RFID Worker Management Lands at Helsinki Airport

By Admin

IBM, Nokia, and Finnair have teamed up to deploy an innovative RFID-based worker efficiency system at the Helsinki-Vantaa International Airport. Announced yesterday, the solution dramatically streamlines the administration and allocation of ground worker tasks.

This article was originally published by RFID Update.

June 13, 2006—IBM, Nokia, and Finnair have teamed up to deploy an innovative RFID-based worker efficiency system at the Helsinki-Vantaa International Airport. Announced yesterday, the solution dramatically streamlines the administration and allocation of ground worker tasks.

Coordinating the magnitude of ground workers is a crucial and challenging task for major airports. Adding to the complexity, many workers are often outdoors or in otherwise remote areas of the airport. Upon finishing a given task, they need a way to be assigned their next task. At the Helsinki airport, workers historically received that next assignment by placing a phone call, entering a pin number, and navigating through a voice menu.

The IBM/Nokia solution changes all that. Now those same workers will be assigned tasks via their RFID reader-equipped Nokia 5140i phones, which trigger a data exchange with the central work management system by scanning RFID tags installed at key work locations around the airport. Tasks are simply displayed on the phone screen, and the workers are spared from the laborious phone calls of the past. The end result is more automated and informed task allocation processes which can react in real-time to the vagaries of plane schedules.

Jari Viitanen, vice president of business development for Northport, the Finnair subsidiary that provides ground-handling services, commented, "Assigning personnel to all the tasks taking place at any given moment is a true challenge.
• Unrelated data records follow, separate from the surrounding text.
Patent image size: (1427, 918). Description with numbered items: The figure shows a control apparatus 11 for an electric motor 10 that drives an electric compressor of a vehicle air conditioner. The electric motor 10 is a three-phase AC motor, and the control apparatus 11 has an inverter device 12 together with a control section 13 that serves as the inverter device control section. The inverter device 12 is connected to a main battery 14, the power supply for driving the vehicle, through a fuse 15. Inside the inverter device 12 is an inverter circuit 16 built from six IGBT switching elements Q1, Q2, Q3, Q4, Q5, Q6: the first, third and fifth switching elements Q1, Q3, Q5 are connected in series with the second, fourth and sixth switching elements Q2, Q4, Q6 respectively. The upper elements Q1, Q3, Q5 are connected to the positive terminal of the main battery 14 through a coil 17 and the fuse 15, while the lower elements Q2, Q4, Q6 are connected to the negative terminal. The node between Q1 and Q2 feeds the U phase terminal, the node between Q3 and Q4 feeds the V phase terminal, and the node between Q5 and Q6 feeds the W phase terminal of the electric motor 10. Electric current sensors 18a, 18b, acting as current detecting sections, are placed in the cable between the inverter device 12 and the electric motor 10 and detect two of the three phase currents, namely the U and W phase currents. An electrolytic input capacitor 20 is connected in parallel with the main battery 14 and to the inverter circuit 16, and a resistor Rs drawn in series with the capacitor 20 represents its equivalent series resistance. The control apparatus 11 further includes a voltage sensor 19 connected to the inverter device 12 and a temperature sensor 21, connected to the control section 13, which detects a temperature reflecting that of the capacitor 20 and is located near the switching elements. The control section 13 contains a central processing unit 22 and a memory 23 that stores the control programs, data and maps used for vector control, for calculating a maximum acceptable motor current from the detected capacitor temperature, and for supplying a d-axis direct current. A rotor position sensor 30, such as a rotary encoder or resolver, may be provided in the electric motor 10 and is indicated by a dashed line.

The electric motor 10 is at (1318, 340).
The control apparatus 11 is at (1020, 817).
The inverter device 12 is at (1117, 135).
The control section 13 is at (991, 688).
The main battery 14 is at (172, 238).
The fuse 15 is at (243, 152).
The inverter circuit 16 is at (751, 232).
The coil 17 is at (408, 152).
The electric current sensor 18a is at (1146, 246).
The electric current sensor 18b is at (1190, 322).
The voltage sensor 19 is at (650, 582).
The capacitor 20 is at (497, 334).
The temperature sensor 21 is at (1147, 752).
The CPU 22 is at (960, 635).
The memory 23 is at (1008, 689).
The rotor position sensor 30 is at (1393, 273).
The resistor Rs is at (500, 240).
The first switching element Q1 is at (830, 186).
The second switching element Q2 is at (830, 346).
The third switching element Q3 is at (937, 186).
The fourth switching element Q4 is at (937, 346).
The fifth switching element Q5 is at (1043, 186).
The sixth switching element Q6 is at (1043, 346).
The better information we have on all tasks, the better we can manage our workforce. Especially tough are the last-minute changes of arrival schedules, which in turn result in changes in the allocation of tasks. The management needs data when and where staff is available. RFID provides us with this."

The technology is part of the Nokia Field Force Solution, which includes the phones, RFID tags, and management software. The offering was announced in late 2004 and represents Nokia's most focused play in RFID. It is targeted at any vertical which relies on the use of field personnel, such as security, services, utilities, health care, or government. At Helsinki-Vantaa, the Nokia software connects the phones and tags to an IBM WebSphere server application, which hooks into the airport work management system. Phone location and task status is all delivered upstream and viewable by management.